“With me, everything turns into mathematics.” – Descartes
“In real life, I assure you, there is no such thing as algebra.” – Frances Lebowitz
When it comes to holy grails of diabetes care, the most obvious ones are prevention or cure, especially for type 1 diabetes. There are, however, less lofty ambitions including making an insulin that does not have to be injected, creating a fail-safe hypoglycaemia alarm system and being able to have an accurate and reliable non-invasive glucose monitor. Here in sunny California, some very clever people have also spent a number of years seeking another holy grail – a fully automated closed-loop system, otherwise known as the artificial pancreas or AP.
The concept of the AP is really very simple: take an off-the-shelf insulin pump and a continuous glucose sensor and create feedback-controlled algorithms that automatically adjust the rate of insulin delivery by the insulin pump based on the real-time continuous glucose monitoring data.
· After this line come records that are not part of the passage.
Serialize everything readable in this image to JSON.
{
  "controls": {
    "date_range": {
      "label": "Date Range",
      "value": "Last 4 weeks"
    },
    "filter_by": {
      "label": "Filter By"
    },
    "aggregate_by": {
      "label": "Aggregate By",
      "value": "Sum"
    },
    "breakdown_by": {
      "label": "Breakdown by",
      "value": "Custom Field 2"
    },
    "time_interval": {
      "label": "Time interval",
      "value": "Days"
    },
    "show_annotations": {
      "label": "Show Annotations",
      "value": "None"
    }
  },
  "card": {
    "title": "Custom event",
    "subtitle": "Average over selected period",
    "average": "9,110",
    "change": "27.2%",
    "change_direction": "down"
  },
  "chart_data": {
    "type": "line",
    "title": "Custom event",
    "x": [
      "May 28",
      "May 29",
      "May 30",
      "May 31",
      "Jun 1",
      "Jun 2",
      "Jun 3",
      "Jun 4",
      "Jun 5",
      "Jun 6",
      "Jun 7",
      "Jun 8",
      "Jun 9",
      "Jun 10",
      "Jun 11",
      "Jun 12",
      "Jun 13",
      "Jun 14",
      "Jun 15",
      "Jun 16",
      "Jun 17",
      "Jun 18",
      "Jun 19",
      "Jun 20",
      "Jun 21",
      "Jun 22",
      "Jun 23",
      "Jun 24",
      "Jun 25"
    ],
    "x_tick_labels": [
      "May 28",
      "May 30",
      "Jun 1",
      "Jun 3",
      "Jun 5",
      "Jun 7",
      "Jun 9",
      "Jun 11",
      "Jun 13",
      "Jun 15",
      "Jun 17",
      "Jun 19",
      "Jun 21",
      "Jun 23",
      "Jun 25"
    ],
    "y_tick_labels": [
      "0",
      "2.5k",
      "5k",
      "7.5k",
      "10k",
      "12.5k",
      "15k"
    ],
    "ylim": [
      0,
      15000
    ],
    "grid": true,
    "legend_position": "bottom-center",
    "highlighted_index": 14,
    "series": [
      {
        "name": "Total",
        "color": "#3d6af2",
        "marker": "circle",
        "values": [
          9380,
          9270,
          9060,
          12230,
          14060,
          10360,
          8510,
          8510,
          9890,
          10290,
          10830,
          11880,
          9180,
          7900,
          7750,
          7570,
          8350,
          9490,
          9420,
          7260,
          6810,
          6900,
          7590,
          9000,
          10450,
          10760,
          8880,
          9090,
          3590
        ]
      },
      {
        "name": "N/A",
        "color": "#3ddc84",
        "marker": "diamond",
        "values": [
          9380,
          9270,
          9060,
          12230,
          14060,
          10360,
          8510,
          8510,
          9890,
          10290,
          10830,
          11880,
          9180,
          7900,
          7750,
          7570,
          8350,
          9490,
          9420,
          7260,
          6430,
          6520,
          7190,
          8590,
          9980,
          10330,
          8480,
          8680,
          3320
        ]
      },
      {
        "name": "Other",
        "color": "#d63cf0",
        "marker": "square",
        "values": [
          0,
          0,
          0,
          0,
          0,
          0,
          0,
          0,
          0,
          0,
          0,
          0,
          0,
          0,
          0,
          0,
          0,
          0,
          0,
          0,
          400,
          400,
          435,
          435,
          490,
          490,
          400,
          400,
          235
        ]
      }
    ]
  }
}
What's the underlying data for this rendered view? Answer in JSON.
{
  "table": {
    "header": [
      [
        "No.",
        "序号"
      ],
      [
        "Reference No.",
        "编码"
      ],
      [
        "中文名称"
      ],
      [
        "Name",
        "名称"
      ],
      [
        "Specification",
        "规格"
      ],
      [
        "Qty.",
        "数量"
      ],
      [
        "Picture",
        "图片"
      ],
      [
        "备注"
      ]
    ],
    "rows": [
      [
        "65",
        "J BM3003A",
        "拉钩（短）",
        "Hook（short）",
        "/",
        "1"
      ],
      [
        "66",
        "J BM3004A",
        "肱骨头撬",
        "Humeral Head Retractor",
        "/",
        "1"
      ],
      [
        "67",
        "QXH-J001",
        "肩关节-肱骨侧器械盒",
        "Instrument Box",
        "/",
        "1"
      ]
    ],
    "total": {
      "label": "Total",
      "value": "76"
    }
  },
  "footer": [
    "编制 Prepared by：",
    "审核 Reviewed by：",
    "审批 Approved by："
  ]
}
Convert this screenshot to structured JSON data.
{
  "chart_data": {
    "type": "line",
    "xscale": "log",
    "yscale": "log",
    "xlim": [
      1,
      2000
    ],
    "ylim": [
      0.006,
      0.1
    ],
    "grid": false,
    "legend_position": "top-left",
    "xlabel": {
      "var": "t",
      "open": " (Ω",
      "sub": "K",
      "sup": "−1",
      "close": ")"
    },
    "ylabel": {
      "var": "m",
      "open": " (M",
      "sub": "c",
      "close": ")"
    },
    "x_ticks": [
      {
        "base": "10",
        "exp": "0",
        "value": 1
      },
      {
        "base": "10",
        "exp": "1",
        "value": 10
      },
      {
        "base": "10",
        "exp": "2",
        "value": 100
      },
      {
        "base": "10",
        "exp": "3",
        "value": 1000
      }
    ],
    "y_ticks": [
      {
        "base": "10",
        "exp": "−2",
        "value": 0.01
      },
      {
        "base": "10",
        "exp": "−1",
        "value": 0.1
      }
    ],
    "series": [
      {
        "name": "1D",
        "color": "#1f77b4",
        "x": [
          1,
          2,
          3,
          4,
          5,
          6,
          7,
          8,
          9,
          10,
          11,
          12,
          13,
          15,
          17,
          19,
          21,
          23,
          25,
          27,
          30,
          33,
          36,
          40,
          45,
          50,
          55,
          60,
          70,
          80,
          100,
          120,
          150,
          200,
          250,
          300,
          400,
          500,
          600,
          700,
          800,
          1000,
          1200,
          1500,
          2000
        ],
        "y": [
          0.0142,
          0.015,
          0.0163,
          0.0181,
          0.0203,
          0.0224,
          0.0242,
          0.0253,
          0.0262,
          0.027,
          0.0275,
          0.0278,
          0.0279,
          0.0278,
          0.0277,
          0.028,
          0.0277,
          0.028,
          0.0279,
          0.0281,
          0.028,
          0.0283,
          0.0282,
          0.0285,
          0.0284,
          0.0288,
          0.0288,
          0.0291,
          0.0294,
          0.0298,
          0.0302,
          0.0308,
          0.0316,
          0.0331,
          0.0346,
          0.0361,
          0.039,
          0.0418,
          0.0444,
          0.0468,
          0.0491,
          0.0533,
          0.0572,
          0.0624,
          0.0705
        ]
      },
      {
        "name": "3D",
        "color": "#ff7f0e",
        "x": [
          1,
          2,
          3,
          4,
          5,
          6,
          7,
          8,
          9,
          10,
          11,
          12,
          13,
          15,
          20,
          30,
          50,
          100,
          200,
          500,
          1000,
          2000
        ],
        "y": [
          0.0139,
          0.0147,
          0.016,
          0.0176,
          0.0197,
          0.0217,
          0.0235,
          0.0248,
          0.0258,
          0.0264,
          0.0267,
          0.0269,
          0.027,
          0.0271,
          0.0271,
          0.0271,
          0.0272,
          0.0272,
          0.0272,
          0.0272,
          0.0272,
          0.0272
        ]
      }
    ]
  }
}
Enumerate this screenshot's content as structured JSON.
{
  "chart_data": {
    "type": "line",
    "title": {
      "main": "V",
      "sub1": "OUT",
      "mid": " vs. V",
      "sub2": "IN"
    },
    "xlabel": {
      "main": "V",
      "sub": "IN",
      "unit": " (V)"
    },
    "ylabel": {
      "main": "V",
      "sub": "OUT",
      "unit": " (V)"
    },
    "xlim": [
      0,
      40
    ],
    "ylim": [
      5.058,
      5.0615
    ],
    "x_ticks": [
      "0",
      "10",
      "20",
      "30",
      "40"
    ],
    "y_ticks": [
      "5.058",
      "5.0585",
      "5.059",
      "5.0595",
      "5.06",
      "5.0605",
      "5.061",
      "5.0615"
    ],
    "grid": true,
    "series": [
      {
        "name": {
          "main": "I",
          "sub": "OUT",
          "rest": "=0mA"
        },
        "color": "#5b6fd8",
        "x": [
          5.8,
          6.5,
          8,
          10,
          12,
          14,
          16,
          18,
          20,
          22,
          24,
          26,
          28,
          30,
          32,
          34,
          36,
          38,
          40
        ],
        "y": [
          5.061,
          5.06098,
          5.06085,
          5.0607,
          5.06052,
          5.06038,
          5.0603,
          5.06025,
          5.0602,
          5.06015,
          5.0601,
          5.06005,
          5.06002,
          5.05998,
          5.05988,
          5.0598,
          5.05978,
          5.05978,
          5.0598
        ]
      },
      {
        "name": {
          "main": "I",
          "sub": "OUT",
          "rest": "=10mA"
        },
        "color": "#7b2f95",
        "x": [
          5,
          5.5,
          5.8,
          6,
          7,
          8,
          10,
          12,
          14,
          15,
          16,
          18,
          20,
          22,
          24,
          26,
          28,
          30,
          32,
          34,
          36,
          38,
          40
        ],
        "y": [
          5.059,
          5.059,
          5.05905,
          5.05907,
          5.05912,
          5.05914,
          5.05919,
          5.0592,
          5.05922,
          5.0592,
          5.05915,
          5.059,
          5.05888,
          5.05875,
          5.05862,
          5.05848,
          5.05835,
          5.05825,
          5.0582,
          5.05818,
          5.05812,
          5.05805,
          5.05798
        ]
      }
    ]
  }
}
AP systems can be uni-hormonal (using insulin alone) or bi-hormonal (where glucagon is also infused to ameliorate hypoglycaemia [Peyser et al, 2014]). Other variations include whether or not the AP system needs to have meals or exercise “announced” (i.e. the user has to inform the system), whether the AP is only for overnight closed-loop control or for 24 hours, whether the aim is to control target glucose level or a range, or whether it is fully automated requiring almost no input from the user except having to wear the devices.
Until recently, most studies of the AP have been performed in controlled situations, but now AP research is being taken out of the laboratory and into more “normal” situations. Smartphone technology has also reached a point where these consumer devices can host the AP “brain”, as well as allowing for remote monitoring by professionals and family members (Hvorka et al, 2014). At the present time, clinical trials of AP systems show that they are able to maintain glucose levels between 3.9 and 10 mmol/L for around 70% of the time (The Doyle Group, 2014).
Overall progress with AP research has been slow but steady, with incremental rather than large-scale changes. There are still a number of design and human factor obstacles still to be overcome, ranging from the need for multiple devices (pump, sensor and AP controller) to variations in insulin sensitivity that occur within individuals (Kudva et al, 2014). Some of the current roadblocks will be overcome as the algorithms improve and faster-acting insulin becomes more available. However, the elephant in the AP room is the question of affordability – will healthcare systems be willing to pay for this technology and can they afford it for everyone living with type 1 diabetes?
The fully automated 24-hour closed-loop AP system is a holy grail of diabetes care, and it might be achievable in the medium- to longer-term. However, as we have already learnt a huge amount about how to use insulin more appropriately and safely through AP research, perhaps now is the time to apply the algorithms outside of AP research and into daily life. There are many clinical situations where insulin therapy is especially problematic (maintaining control of glucose levels, but avoiding hypoglycaemia and reducing glucose variability): exercise, travel, shift work and many more. Locally, there is a growing belief that the time has come for algorithms that have, up until now, only been applied in the AP scenario, to be modified for use in routine clinical practice; as they say over here, to make personalised insulin therapy “prime time”. The challenge is for industry, clinicians and people with diabetes to collaborate in unison as the algorithms are embedded within new technologies.